Developing Codes of Conduct: Regulatory Conversations as Means for Detecting Institutional Change


  • We are most grateful to professor Nancy Reichman and editor Marc Davies for their help and support during the writing of this article. We would also like to thank the anonymous reviewers for their helpful comments and suggestions on a previous draft of this article. This research was supported by the Handelsbankens Research Foundations and SNS.

  • karin jonnergård is Professor in Corporate Governance and Management Control at Växjö School of Management and Economics. Her research is focusing on the development of corporate governance systems and the functions of different professions in this development. She has also done longitudinal research on the work of boards of directors.

  • ulf larsson is a PhD student at Växjö Scool of Management and Economics. His dissertation concerns the processes of import of corporate governance regulation between different national contexts and the effects of such export on the local corporate governance system.
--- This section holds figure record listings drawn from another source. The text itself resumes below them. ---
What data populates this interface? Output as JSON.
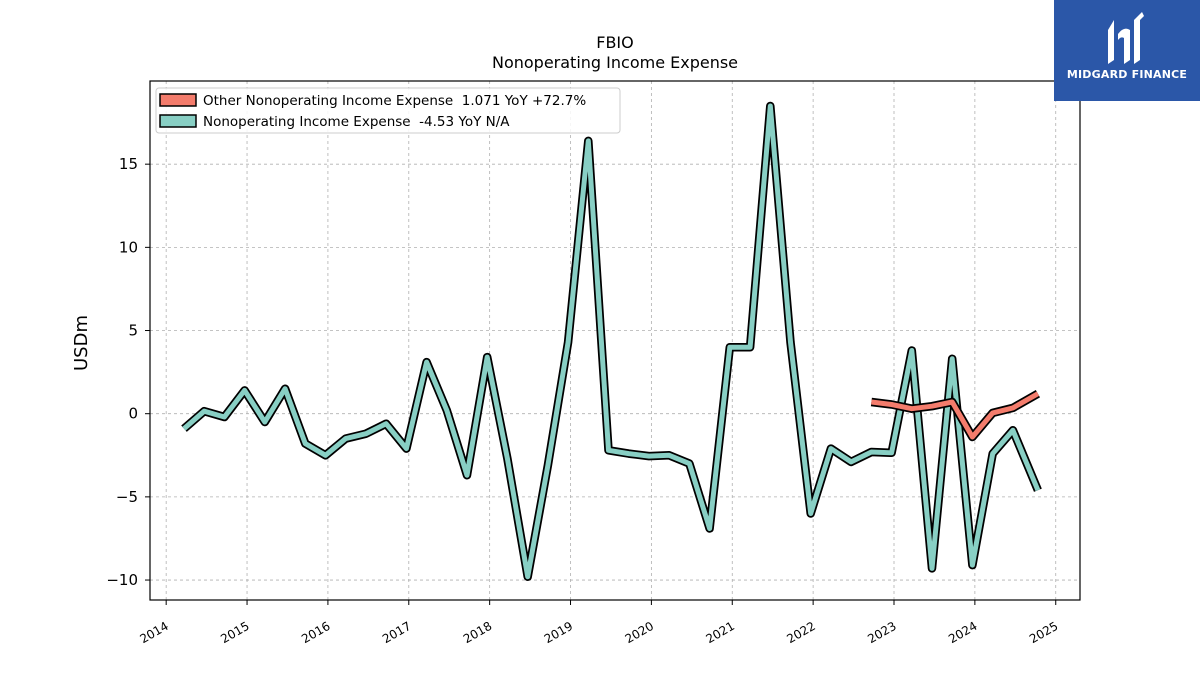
{
  "logo": {
    "text": "MIDGARD FINANCE",
    "bg_color": "#2b57a8"
  },
  "chart_data": {
    "type": "line",
    "title": "FBIO",
    "subtitle": "Nonoperating Income Expense",
    "ylabel": "USDm",
    "xlabel": "",
    "xlim": [
      2013.8,
      2025.3
    ],
    "ylim": [
      -11.2,
      20
    ],
    "x_ticks": [
      2014,
      2015,
      2016,
      2017,
      2018,
      2019,
      2020,
      2021,
      2022,
      2023,
      2024,
      2025
    ],
    "x_tick_labels": [
      "2014",
      "2015",
      "2016",
      "2017",
      "2018",
      "2019",
      "2020",
      "2021",
      "2022",
      "2023",
      "2024",
      "2025"
    ],
    "y_ticks": [
      -10,
      -5,
      0,
      5,
      10,
      15
    ],
    "y_tick_labels": [
      "−10",
      "−5",
      "0",
      "5",
      "10",
      "15"
    ],
    "grid": true,
    "legend_position": "top-left",
    "series": [
      {
        "name": "Other Nonoperating Income Expense",
        "legend_label": "Other Nonoperating Income Expense  1.071 YoY +72.7%",
        "color": "#f47c6c",
        "points": [
          [
            2022.72,
            0.7
          ],
          [
            2022.97,
            0.55
          ],
          [
            2023.22,
            0.3
          ],
          [
            2023.47,
            0.45
          ],
          [
            2023.72,
            0.7
          ],
          [
            2023.97,
            -1.4
          ],
          [
            2024.22,
            0.05
          ],
          [
            2024.47,
            0.35
          ],
          [
            2024.78,
            1.2
          ]
        ]
      },
      {
        "name": "Nonoperating Income Expense",
        "legend_label": "Nonoperating Income Expense  -4.53 YoY N/A",
        "color": "#88cfc4",
        "points": [
          [
            2014.22,
            -0.9
          ],
          [
            2014.47,
            0.15
          ],
          [
            2014.72,
            -0.2
          ],
          [
            2014.97,
            1.4
          ],
          [
            2015.22,
            -0.5
          ],
          [
            2015.47,
            1.5
          ],
          [
            2015.72,
            -1.8
          ],
          [
            2015.97,
            -2.5
          ],
          [
            2016.22,
            -1.5
          ],
          [
            2016.47,
            -1.2
          ],
          [
            2016.72,
            -0.6
          ],
          [
            2016.97,
            -2.1
          ],
          [
            2017.22,
            3.1
          ],
          [
            2017.47,
            0.2
          ],
          [
            2017.72,
            -3.7
          ],
          [
            2017.97,
            3.4
          ],
          [
            2018.22,
            -2.7
          ],
          [
            2018.47,
            -9.8
          ],
          [
            2018.72,
            -3.1
          ],
          [
            2018.97,
            4.3
          ],
          [
            2019.22,
            16.4
          ],
          [
            2019.47,
            -2.2
          ],
          [
            2019.72,
            -2.4
          ],
          [
            2019.97,
            -2.55
          ],
          [
            2020.22,
            -2.5
          ],
          [
            2020.47,
            -3.0
          ],
          [
            2020.72,
            -6.9
          ],
          [
            2020.97,
            4.0
          ],
          [
            2021.22,
            4.0
          ],
          [
            2021.47,
            18.5
          ],
          [
            2021.72,
            4.3
          ],
          [
            2021.97,
            -6.0
          ],
          [
            2022.22,
            -2.1
          ],
          [
            2022.47,
            -2.9
          ],
          [
            2022.72,
            -2.3
          ],
          [
            2022.97,
            -2.35
          ],
          [
            2023.22,
            3.8
          ],
          [
            2023.47,
            -9.3
          ],
          [
            2023.72,
            3.3
          ],
          [
            2023.97,
            -9.1
          ],
          [
            2024.22,
            -2.4
          ],
          [
            2024.47,
            -1.0
          ],
          [
            2024.78,
            -4.6
          ]
        ]
      }
    ]
  }
}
 Address correspondence to Ulf Larsson, School of Management and Economics, Växjö University, SE-351 95 Växjö, Sweden. Telephone: 46-470-708230. E-mail:


The introduction of a new corporate governance code in Sweden, modeled after prevailing Anglo-Saxon norms of corporate governance, offers the opportunity to investigate global regulatory convergence. Using the metaphor of regulatory space, this article analyzes the positions of the parties who submitted formal responses to the introduction of “The Swedish Code of Corporate Governance—A Proposal from the Code Group.” While the globalization of financial markets might forecast unconditional acceptance of the proposed code by business and financial interests, the analysis of who made comments, and what was said, reveals three categorically distinct groups: Swedish business “insiders” connected to the existing institutional framework who opposed changes that would erode traditional division of functions, including collective responsibility for the actions of company boards; “outsiders” (i.e., foreign investors and more marginal Swedish investors) aligned with Anglo-Saxon internationalization of the markets who would change the system of corporate accountability; and the professions (i.e., auditors), who advocated for their professional interests. Of the three groups, Swedish business insiders were most successful in gaining support for their positions. Although international financial and political interests were key to the introduction of the Code in the first place, the article demonstrates how the dynamics of national (local) culture and power structures influence the transfer of regulatory law across jurisdictions.